Das ist eindeutig der Verdienst einiger Hersteller um Jesi und Cupramontana, die mit mutigen Investitionen in neue Weinberge und Kellertechnik der Anfangs der achtziger Jahre wankenden Weinwirtschaft neue Impulse verliehen. Aber erst die letzten Jahre haben gezeigt, welches Potential in dieser verbreiteten Rebsorte wirklich steckt. Bei all dieser erfreulichen Entwicklung bei den Weißweinen sollte man die Roten nicht vergessen. 

Zwar nehmen sie nur einen Anteil von 30% der Gesamtproduktion ein, aber immer häufiger sind sie es, die von italienischen Fachjournalisten gefeiert werden. Vor allem natürlich die Weine vom Monte Conero, einem Berg bei Ancona, und der Rosso Piceno Superiore aus dem Flußtal des Tronto.

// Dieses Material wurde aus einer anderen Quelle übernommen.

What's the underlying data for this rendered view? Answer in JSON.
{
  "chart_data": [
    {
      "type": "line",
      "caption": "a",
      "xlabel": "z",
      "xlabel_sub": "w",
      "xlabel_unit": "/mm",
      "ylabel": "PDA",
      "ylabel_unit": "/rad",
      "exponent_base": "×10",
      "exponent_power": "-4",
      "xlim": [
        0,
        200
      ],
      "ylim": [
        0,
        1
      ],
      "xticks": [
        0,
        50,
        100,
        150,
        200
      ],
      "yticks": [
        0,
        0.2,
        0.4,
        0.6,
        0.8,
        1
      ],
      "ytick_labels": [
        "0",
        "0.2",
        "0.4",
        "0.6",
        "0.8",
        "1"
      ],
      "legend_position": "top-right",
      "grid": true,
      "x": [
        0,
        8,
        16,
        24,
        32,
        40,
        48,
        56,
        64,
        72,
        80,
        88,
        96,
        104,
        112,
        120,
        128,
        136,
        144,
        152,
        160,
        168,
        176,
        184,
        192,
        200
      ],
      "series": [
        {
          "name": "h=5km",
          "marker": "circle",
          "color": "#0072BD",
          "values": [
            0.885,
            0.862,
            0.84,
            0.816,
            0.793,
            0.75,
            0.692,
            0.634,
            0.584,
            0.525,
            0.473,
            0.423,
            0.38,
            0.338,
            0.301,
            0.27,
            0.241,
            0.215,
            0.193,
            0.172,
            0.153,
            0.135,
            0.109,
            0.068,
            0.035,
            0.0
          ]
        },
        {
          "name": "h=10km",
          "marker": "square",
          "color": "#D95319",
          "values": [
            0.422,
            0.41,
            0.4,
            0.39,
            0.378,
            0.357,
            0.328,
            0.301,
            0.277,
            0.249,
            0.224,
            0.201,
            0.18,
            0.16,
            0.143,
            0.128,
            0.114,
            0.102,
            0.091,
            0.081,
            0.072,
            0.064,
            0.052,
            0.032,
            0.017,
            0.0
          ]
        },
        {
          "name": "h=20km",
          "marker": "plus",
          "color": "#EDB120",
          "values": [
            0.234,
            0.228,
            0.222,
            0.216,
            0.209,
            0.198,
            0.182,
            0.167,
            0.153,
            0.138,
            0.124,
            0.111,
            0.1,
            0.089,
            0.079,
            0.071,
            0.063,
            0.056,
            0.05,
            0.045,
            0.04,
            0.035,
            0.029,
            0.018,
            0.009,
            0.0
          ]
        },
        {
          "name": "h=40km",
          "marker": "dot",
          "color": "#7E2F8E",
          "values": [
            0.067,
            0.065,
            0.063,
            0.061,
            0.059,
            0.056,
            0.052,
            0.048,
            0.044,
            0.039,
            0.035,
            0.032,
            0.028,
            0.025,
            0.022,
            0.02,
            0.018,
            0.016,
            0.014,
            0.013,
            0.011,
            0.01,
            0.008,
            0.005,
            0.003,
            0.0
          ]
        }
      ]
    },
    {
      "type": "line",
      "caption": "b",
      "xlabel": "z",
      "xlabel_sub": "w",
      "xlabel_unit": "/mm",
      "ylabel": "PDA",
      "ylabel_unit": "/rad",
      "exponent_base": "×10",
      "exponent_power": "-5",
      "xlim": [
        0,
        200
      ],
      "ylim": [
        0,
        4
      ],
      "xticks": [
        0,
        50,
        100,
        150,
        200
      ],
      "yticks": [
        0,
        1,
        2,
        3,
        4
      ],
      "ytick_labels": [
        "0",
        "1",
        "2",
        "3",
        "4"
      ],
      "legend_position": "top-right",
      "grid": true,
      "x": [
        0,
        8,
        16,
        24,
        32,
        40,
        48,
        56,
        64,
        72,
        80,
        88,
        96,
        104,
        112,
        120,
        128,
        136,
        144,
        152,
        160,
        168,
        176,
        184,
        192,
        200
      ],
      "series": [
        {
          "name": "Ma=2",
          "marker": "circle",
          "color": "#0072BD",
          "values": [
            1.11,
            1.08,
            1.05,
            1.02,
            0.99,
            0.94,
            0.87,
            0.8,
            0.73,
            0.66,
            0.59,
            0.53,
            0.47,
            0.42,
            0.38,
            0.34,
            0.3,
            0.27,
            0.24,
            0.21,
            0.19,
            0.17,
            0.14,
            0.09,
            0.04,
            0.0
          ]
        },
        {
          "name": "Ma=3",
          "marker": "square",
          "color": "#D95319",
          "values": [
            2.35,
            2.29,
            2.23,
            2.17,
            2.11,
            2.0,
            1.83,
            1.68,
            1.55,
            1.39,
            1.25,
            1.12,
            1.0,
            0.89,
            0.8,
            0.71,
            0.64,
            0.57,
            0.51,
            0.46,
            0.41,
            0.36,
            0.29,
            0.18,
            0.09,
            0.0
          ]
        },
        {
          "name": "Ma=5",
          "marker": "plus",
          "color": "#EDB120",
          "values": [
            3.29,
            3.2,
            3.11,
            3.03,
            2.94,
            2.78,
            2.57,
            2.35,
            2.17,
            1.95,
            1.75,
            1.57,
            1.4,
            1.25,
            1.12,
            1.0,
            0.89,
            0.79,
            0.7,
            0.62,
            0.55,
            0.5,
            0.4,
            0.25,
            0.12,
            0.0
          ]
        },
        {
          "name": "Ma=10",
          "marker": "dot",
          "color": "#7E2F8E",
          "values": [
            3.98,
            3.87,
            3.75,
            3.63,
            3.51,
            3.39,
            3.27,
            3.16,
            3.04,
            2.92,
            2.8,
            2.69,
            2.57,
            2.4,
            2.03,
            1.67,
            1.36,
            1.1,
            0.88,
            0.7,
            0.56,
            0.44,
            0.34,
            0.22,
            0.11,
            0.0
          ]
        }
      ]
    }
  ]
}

Beide Weine werden allerdings bis jetzt nur in kleinen Mengen exportiert, vor allem solche aus guten Lagen und Jahrgängen finden selten den Weg über die Grenzen, sondern versickern bei einheimischen Liebhabern. 

Bekannt sind die Marken natürlich als Reiseziel wegen der endlosen Sandstrände, aber für Wein- und Kulturinteressierte (das ist in Italien dasselbe) lohnt sich ein Abstecher ins Landesinnere immer. Von Urbino im Norden über Fabriano bis nach Ascoli Piceno im Süden liegen wunderbar erhaltene historische Ortschaften aufgereiht wie auf einer Perlenkette. Weingenuß und Essen gehören in Italien selbstverständlich zusammen, und so ist es auch ein besonderer Genuss auf der Piazza in Ascoli Piceno zu sitzen, vor sich ein Teller mit Olive Ascolane und dazu ein gutes Glas Wein aus der Region.